Step 4: Begin drilling your pocket holes into the top and bottom 2" x 4" boards of your sides only. Drill 3 holes evenly spaced, each one should be leading into the middle board once you place them together.




Step 5: Screw your boards together using your 2-1/2" Kreg screws.

Step 6: Once your sides are assembled, you are ready to attach them together. To do this, you could use pocket holes to attach them, but this time we opted to use our braid nailer with 1-1/2" brad nails, shooting the nails into each end where the angles meet.

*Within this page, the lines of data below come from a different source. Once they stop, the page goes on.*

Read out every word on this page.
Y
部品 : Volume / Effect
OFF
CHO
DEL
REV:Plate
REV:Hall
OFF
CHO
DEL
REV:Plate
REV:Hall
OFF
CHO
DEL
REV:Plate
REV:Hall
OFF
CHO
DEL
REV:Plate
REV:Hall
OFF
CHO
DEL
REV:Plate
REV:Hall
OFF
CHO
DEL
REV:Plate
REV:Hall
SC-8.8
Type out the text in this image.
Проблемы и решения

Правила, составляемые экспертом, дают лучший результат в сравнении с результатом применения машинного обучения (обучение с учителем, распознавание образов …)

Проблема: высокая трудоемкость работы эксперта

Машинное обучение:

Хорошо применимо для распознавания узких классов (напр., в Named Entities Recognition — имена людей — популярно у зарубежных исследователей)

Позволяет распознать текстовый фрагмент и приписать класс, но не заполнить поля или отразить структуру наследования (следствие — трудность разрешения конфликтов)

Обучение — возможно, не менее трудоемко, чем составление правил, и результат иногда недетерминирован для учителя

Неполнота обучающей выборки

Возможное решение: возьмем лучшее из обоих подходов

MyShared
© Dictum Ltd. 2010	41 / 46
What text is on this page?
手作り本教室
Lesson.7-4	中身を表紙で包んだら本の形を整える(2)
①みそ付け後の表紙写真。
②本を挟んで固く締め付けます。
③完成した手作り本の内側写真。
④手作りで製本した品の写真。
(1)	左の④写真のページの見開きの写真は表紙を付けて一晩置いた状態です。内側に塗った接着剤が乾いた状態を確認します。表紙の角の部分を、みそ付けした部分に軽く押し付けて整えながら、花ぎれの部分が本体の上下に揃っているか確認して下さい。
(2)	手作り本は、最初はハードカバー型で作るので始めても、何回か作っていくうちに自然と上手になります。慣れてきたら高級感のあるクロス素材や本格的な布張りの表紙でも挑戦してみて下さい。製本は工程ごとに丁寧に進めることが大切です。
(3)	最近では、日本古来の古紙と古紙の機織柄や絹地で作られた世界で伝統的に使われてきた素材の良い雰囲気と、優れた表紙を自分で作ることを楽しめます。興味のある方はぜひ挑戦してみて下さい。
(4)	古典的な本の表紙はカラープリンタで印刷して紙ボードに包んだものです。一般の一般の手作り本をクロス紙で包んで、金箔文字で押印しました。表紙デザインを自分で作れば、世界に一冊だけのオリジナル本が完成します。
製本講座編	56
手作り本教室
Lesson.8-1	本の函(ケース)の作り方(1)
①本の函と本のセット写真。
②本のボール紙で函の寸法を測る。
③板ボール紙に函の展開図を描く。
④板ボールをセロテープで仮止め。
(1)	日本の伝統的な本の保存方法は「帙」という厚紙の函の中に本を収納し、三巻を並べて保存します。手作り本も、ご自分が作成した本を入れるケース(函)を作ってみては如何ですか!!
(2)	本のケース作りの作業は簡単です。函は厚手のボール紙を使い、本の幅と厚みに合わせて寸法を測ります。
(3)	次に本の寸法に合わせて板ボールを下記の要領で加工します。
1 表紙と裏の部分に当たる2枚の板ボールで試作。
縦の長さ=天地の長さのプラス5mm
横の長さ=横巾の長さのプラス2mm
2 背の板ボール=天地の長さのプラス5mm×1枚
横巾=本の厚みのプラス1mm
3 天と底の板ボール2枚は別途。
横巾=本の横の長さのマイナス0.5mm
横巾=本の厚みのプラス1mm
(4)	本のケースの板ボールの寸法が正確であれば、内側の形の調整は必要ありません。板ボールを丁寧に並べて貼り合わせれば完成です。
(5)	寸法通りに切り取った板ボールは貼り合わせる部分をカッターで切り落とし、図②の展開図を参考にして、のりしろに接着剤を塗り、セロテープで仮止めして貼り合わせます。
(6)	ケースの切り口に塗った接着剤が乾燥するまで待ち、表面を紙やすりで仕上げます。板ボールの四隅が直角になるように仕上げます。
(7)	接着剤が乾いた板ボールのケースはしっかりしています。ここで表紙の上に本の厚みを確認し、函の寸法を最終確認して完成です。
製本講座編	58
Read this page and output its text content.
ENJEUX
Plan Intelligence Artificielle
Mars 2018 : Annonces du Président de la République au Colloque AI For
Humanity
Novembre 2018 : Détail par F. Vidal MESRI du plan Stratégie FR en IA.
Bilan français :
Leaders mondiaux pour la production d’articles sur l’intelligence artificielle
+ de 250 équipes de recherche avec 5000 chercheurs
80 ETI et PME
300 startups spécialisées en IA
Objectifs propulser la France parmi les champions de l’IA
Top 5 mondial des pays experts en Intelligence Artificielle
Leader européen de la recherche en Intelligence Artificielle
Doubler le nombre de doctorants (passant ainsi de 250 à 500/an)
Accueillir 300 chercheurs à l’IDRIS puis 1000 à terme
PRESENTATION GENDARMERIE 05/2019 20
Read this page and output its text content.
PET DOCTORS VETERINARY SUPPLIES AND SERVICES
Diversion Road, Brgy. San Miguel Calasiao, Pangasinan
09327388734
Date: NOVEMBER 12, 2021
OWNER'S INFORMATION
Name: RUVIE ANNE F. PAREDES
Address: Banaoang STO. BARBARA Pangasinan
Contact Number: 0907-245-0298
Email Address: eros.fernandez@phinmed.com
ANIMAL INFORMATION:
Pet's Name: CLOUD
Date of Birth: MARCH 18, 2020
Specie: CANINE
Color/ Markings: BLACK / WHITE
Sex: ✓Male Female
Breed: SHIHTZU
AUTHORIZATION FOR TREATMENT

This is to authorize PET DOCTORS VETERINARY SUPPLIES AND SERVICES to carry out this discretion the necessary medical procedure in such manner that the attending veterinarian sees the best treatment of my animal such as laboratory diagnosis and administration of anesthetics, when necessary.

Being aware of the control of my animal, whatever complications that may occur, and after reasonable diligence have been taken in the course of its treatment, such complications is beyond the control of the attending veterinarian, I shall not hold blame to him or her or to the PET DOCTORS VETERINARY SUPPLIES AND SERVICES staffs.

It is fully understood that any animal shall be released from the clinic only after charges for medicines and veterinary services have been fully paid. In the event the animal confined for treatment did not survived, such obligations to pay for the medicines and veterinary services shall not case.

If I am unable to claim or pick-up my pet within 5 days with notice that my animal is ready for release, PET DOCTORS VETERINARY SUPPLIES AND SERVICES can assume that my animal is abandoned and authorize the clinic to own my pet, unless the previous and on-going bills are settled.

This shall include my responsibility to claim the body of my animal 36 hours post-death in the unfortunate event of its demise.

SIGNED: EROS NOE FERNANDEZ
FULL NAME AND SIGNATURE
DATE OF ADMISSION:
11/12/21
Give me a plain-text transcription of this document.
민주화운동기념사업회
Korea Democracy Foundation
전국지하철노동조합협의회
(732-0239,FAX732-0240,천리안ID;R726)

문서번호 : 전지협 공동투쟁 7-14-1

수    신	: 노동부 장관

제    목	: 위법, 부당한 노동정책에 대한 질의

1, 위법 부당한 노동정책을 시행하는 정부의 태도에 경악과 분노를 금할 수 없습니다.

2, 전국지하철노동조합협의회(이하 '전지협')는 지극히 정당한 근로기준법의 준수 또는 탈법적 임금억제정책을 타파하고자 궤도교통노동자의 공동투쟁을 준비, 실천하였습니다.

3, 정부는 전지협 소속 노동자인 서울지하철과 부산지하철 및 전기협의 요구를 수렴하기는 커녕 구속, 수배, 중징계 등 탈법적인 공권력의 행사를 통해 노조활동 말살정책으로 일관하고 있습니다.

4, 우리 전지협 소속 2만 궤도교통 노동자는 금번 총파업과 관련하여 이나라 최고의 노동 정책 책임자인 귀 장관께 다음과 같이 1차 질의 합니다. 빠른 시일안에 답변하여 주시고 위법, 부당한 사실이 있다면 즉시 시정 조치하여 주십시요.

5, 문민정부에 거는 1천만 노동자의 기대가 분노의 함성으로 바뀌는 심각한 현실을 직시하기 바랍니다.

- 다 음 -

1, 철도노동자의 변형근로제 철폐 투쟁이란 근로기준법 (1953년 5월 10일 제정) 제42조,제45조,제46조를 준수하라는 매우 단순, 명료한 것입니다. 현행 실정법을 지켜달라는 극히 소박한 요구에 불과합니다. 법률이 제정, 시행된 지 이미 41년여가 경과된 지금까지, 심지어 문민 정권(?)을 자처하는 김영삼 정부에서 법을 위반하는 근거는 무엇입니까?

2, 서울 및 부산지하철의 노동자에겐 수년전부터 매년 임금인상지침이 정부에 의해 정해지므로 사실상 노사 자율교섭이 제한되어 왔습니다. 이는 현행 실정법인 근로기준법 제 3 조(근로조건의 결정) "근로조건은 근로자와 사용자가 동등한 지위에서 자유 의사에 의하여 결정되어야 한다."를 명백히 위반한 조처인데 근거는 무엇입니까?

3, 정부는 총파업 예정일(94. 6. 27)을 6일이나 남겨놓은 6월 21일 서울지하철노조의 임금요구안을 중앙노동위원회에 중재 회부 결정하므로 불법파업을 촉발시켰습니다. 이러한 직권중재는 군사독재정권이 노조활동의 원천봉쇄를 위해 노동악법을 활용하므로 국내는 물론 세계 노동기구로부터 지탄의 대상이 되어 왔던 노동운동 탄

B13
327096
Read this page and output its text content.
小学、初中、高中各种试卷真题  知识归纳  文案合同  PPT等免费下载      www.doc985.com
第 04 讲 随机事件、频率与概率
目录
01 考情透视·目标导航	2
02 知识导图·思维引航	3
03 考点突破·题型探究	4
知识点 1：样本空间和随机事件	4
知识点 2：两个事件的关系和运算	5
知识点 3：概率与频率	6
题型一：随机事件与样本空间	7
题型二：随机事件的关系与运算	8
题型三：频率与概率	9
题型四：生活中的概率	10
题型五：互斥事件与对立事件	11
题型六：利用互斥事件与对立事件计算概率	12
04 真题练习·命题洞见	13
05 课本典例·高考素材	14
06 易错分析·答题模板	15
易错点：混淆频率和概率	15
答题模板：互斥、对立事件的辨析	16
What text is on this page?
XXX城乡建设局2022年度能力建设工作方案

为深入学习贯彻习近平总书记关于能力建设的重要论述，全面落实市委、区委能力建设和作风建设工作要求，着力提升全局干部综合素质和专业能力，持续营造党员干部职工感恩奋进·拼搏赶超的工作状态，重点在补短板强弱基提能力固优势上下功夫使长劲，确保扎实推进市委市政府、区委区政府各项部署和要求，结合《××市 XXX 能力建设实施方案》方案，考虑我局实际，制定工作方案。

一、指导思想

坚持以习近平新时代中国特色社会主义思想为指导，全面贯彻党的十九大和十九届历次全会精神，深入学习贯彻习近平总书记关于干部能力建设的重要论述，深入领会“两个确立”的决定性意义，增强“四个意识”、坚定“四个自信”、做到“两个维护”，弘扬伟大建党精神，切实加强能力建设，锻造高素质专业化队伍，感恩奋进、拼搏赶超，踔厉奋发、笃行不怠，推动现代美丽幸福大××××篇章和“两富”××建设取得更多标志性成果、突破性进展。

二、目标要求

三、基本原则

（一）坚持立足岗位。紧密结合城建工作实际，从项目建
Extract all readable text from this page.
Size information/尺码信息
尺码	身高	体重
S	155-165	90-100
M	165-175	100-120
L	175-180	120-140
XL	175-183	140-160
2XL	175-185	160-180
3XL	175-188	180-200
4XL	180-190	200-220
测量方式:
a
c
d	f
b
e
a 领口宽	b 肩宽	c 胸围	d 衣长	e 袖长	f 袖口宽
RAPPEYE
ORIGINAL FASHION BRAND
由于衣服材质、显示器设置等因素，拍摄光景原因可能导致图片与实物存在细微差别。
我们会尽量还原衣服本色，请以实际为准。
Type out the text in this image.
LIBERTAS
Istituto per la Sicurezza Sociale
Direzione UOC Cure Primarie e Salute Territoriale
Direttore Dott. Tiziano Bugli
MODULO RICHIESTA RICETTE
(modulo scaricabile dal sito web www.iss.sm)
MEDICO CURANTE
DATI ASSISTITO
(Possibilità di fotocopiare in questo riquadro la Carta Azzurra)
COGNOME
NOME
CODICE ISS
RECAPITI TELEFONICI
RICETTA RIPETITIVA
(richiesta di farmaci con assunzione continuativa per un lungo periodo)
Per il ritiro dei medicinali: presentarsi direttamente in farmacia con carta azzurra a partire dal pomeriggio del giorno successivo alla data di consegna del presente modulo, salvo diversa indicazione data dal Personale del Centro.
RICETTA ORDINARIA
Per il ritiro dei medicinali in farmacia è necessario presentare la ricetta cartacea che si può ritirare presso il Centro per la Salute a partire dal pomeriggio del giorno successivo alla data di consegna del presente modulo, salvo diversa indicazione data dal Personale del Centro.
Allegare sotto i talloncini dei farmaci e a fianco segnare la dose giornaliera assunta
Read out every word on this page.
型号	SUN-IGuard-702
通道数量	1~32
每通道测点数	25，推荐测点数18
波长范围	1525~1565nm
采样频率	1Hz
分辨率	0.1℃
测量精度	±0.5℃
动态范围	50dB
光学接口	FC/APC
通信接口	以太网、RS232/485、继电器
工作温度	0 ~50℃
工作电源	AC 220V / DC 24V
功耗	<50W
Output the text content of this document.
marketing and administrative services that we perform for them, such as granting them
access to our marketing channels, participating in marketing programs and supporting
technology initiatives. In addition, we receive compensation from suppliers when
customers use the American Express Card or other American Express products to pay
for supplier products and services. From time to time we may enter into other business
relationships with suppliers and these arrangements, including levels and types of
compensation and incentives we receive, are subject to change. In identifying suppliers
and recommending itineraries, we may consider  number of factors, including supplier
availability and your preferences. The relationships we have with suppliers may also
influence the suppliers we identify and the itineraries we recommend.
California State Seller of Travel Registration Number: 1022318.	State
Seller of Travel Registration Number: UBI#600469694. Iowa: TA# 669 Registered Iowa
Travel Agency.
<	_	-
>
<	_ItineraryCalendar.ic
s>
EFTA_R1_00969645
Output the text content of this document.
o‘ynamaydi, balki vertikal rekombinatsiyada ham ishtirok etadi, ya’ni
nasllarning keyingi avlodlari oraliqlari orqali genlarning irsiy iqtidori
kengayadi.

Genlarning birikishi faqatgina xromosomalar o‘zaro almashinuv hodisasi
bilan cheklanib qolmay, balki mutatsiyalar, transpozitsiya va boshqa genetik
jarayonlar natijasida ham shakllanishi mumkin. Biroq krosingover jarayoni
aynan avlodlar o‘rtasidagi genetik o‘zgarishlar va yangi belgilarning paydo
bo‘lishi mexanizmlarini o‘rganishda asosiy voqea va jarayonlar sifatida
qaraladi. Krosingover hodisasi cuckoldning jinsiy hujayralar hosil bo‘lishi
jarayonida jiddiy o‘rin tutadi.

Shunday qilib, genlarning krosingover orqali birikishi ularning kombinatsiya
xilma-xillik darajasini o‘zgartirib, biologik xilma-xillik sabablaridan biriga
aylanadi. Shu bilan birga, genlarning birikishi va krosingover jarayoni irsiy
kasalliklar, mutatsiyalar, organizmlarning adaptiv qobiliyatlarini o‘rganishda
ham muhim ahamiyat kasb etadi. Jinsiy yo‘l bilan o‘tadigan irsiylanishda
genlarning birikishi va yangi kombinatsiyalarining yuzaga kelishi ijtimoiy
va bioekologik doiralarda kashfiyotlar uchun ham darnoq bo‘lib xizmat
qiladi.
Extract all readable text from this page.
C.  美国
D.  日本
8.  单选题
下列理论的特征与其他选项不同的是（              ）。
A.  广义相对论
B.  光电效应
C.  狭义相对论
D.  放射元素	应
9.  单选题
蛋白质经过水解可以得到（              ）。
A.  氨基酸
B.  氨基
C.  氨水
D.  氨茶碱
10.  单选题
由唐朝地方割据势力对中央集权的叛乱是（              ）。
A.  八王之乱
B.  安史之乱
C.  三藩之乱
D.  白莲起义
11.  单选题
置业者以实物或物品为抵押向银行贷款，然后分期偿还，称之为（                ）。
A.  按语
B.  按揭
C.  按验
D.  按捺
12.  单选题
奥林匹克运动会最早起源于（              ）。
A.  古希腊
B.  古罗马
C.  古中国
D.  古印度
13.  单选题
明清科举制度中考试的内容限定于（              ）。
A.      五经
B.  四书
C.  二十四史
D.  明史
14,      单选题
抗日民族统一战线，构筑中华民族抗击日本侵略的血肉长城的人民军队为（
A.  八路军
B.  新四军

Step 7: (1) After your sides are securely attached together, lay your box flat on one side and place (2) of the shorter horizontal trim pieces and (2) vertical trim pieces flush so they meet evenly with all sides of the sides of the box. Nail down using 1-1/2" brad nails and your brad nailer. Flip your box to the opposite parallel side and repeat this process. (2) Once flush sides are trimmed, flip the box to the adjoining side, this will be where you add the longer horizontal trim. Your (2) longer horizontal trim pieces and (2) vertical trim pieces should overlap the trim on the joining sides. Nail in securely with 1-1/2" brad nails and your brad nailer. Repeat this process on the opposite side.



Step 8: Your box should now securely be put together! The last step is optional but it sure makes hiding those cords a breeze... Lastly, we used a 1-3/4" HOLE DOZER to drill out a hole in the back center 2" x 4" board.



Step 9: Fill all gaps and nail holes with wood putty. Then sand to smooth one dry.



Step 10: Lastly, you are ready for paint, or stain. For this project we whipped out our HOME RIGHT FINISH MAX PAINT SPRAYER and HOME RIGHT MEDIUM SPRAY SHELTER.



Now you have a beautiful box to display your Christmas tree in! This box fits most standard tree stands, but measure yours first before starting on this project to be sure.